Now singing “come running like the prodigal’s father, come running like the prodigal’s father” wouldn’t sound very good, and wouldn’t be a great hook – wouldn’t be something that gets stuck in your head.
So they tweaked it. Just tweaked the text a little so it would fit better. I think we really need to watch out for that. I’m not knocking them for doing it
… I’m more worried about how I do that myself. Whether on social media, or in my own writings, or even worse, when I’m on the air talking to tens of thousands of people.
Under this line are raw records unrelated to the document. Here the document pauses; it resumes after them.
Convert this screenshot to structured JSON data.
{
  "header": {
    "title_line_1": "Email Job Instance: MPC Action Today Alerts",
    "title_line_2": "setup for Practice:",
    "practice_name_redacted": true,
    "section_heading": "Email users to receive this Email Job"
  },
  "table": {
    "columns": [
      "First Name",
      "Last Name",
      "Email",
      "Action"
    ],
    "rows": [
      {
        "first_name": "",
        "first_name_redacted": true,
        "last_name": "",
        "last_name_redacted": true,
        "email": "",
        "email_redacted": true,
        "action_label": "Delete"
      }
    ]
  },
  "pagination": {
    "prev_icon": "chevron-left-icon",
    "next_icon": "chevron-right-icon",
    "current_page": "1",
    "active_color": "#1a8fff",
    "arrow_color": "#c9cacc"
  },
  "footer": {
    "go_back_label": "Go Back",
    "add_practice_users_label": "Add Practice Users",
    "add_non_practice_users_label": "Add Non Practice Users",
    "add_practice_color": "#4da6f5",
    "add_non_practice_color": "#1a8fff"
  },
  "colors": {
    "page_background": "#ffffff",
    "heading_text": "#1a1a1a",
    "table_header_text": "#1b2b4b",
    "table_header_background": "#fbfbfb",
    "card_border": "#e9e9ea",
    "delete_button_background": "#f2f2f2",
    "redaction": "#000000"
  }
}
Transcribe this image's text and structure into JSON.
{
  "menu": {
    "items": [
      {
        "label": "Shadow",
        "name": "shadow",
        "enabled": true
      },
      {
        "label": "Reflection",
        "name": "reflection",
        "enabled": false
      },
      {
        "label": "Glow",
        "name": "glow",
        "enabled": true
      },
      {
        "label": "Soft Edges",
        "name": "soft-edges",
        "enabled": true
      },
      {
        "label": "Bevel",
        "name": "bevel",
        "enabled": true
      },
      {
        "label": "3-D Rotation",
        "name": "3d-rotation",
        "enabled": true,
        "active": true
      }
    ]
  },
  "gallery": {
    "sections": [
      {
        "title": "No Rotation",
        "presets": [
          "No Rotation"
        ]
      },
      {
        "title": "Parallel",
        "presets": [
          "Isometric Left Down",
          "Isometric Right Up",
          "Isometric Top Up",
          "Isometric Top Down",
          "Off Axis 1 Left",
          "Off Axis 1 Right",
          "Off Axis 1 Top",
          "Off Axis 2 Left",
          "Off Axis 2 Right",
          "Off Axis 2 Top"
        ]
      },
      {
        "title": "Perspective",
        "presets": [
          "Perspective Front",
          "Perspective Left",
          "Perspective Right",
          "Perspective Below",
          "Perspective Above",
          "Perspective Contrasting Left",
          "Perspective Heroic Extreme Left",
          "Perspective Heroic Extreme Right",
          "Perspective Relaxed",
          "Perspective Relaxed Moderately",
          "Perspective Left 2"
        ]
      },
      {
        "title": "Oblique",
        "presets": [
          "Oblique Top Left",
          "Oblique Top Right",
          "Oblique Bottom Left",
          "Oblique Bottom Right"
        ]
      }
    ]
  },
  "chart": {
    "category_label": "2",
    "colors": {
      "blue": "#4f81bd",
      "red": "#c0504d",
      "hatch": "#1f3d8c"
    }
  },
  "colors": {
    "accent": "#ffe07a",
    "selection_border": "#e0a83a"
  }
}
I just tweak the text to make it work; to make it fit into Twitter’s character limit; to make it more appealing; to make it about … me.
We need to be thoughtful and careful of what we do with Scripture.
Media & culture often gives us a sense of community, but it can be a false sense – it can often make it all about ME rather than all about US.
What happens then is that we make salvation out to be individualistic.
For God so loved Mike Thom that he sent his only son …
No, for God so loved the WORLD.
There’s a great story of repentance and redemption for all of creation in the Bible that needs to be told.
And now as media changes at an amazing pace, and each of you holds in your hand an ability to influence that media & culture, and have a voice that was impossible to have 20 years ago, we have the privilege of ensuring the right story gets out there.
Jeremiah 29 is a story of repentance and then redemption.
Luke 15 and the prodigal son is a great story of repentance and then redemption. With the gracious, extravagant love of a father that brings shame on himself and runs to meet his son and shower him with merciful forgiveness.
We can hashtag “blessed” every picture we put out there, and every story we tell in 280 characters or less. Go ahead, and do it.
But we should also take every opportunity we can to tell the full story
#historicalculturalcontext maybe doesn’t sound very trendy (unless you’re a hermeneutics professor).
But it is important – the context.
The FULL story of Scripture is important.
The un-hashtagged story of Scripture…
Everyday there are more and more people who don’t know the REAL story of the Bible.
You can tell that story, now, with #nofilter.